In contrast, UK employment law offers far stronger protections for workers, especially regarding job security and workplace safety. The UK does not have an equivalent to at-will employment. Instead, employees are hired under permanent or fixed-term contracts and are protected from arbitrary dismissal by laws that require a formal and justified process for firing workers.


One of the UK's central protections is the right against unfair dismissal, provided by the Employment Rights Act 1996. Workers cannot be dismissed without good cause, particularly after two years of service, and employers must follow a defined procedure before terminating an employee. These protections would prevent a UK employer from arbitrarily terminating workers or requiring them to work under unsafe conditions without significant legal consequences.

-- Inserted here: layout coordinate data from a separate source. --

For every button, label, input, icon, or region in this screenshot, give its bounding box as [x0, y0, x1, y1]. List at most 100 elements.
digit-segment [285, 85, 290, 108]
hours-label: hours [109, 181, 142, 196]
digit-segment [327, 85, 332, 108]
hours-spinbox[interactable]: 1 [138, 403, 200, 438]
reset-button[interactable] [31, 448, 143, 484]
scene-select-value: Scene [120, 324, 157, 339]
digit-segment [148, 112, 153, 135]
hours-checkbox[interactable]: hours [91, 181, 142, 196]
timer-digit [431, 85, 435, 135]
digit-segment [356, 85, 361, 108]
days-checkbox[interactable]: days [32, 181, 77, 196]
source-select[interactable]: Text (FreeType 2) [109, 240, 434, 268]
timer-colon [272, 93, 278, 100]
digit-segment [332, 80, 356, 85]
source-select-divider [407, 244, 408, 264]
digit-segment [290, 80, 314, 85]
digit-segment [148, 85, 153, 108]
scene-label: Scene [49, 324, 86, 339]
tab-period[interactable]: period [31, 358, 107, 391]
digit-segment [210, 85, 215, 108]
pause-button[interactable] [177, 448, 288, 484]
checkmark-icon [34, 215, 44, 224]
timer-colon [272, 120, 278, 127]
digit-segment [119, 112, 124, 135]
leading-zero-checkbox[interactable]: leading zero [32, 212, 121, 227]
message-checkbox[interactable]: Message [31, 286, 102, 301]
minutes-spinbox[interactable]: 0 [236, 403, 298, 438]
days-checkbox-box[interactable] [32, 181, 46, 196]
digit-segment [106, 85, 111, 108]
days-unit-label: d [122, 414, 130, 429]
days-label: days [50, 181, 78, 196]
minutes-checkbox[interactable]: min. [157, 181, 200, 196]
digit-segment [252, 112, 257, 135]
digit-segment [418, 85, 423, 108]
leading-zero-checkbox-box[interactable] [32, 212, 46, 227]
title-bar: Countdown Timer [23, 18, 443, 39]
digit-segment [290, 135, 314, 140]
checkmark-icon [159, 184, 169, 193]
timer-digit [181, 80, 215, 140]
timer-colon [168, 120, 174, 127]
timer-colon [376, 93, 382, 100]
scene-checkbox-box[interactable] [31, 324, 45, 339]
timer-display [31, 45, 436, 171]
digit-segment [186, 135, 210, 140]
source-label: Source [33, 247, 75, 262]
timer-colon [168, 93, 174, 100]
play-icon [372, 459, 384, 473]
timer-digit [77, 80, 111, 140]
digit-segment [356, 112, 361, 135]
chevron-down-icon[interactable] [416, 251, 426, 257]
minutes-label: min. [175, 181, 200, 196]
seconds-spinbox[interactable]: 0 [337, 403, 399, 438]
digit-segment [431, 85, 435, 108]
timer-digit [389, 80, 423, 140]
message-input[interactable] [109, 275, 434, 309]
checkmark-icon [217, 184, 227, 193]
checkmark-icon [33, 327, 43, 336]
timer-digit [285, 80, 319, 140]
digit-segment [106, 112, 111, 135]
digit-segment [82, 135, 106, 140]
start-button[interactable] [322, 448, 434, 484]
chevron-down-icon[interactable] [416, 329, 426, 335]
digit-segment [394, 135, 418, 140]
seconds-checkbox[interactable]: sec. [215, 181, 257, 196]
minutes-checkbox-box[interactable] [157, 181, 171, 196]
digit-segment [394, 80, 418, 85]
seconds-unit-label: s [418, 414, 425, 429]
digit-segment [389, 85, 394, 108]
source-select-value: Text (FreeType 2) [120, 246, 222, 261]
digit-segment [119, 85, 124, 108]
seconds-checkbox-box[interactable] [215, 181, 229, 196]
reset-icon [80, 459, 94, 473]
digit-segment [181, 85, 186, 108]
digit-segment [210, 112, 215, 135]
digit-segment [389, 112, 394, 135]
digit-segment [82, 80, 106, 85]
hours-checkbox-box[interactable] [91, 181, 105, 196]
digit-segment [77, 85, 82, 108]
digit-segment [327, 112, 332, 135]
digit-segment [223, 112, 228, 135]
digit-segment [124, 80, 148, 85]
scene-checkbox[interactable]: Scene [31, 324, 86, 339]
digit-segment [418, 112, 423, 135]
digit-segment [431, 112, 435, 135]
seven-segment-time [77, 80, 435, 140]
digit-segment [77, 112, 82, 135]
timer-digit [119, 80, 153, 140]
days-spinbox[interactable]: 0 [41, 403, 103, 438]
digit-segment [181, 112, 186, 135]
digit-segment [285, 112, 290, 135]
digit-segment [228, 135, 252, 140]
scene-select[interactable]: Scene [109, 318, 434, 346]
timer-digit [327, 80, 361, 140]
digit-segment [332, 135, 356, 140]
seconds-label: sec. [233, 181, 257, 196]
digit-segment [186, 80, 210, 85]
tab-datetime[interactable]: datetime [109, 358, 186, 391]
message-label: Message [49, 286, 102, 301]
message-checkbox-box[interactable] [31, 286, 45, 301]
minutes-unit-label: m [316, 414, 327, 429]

The UK also has stringent workplace safety regulations under the Health and Safety at Work Act 1974, which places a legal obligation on employers to ensure the safety of their employees. Had a similar incident occurred in the UK, where a company allegedly forced workers to stay in dangerous conditions, it would face immediate investigation by the Health and Safety Executive (HSE). UK law requires employers to conduct thorough risk assessments and provide safe evacuation plans in emergencies.


The Evolution of UK Employment Law

UK employment law has evolved over centuries, shaped by labour movements, industrialization, and societal shifts toward human rights. Early labour protections emerged during the Industrial Revolution when unsafe working conditions in factories sparked the need for regulation. The Factories Act 1833 was one of the earliest laws aimed at improving workplace safety.


The labour movement grew through the 20th century, culminating in stronger worker protections, such as the Employment Protection Act of 1975, which introduced key rights like redundancy payments, notice periods, and protections against unfair dismissal. These laws were further refined with the Employment Rights Act of 1996, creating a modern framework that emphasizes both job security and worker safety.


Learning from the Tragedy

The Impact Plastics case underscores the importance of worker safety and the potential dangers of unchecked employer authority in the U.S., especially in high-risk situations like natural disasters. While at-will employment offers flexibility, it can leave workers vulnerable if employers do not prioritize safety.


In contrast, the UK's employment laws, built through years of labour activism and government reform, offer a far stronger safety net. The UK's emphasis on fair dismissal procedures and strict health and safety regulations ensures that workers are better protected in emergencies. As the lawsuits against Impact Plastics proceed, the case may spark discussions about the need for stronger employment laws in the U.S., particularly in times of crisis.